Two giant warehouses will hold supplies in case of a natural disaster in the hard-to-reach state.
JUNEAU, ALASKA - Alaska is known for pioneering, self-reliant residents who are accustomed to remote locations and harsh weather. Despite that, Gov. Sean Parnell worries a major earthquake or volcanic eruption could leave the state's 720,000 residents stranded and cut off from food and supply lines. His answer: Build giant warehouses full of emergency food and supplies, just in case.
For some in the Lower 48, it may seem like an extreme step. But Parnell says this is just Alaska. Unlike the rest of the Lower 48, help isn't a few miles away. Last winter, a Russian tanker spent weeks breaking through thick sea ice to reach the remote town of Nome with the final fuel shipment of the season.
Weather isn't the only thing that can wreak havoc. The state's worst natural disaster was in 1964, when a magnitude-9.2 earthquake and resulting tsunami killed 131 people and disrupted electrical systems, water mains and communication lines.
"We have a different motivation to do this, because help is a long ways away," said John Madden, Alaska's emergency management director.

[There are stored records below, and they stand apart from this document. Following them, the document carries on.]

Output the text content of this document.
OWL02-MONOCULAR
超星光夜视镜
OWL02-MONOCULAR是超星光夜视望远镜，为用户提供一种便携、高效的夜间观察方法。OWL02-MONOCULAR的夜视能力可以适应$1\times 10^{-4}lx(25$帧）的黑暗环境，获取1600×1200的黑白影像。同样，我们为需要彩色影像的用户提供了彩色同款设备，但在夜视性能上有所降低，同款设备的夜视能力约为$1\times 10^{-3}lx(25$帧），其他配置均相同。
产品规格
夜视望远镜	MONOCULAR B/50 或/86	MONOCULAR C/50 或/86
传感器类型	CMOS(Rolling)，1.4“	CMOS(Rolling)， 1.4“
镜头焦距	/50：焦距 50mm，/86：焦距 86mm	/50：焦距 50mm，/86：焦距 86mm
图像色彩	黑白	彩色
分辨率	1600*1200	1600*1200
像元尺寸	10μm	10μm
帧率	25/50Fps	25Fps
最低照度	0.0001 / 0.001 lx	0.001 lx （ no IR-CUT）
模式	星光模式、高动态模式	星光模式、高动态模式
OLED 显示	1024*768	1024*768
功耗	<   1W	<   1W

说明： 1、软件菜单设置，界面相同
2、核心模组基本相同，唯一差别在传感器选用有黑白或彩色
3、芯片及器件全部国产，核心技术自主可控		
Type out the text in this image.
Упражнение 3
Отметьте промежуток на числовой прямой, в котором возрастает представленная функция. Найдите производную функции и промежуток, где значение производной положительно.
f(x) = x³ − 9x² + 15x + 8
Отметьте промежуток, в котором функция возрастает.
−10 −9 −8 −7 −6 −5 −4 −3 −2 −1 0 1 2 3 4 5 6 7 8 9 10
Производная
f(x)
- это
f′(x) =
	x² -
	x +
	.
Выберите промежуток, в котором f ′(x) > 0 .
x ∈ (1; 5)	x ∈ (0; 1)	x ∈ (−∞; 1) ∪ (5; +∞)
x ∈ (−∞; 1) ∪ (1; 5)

The state plans two food stockpiles in or near Fairbanks and Anchorage, two cities that also have military bases. Construction on the two storage facilities will begin this fall, and the first food deliveries are targeted for December. The goal is to have enough food to feed 40,000 people for up to a week, including three days of ready-to-eat meals and four days of bulk food that can be prepared and cooked for large groups.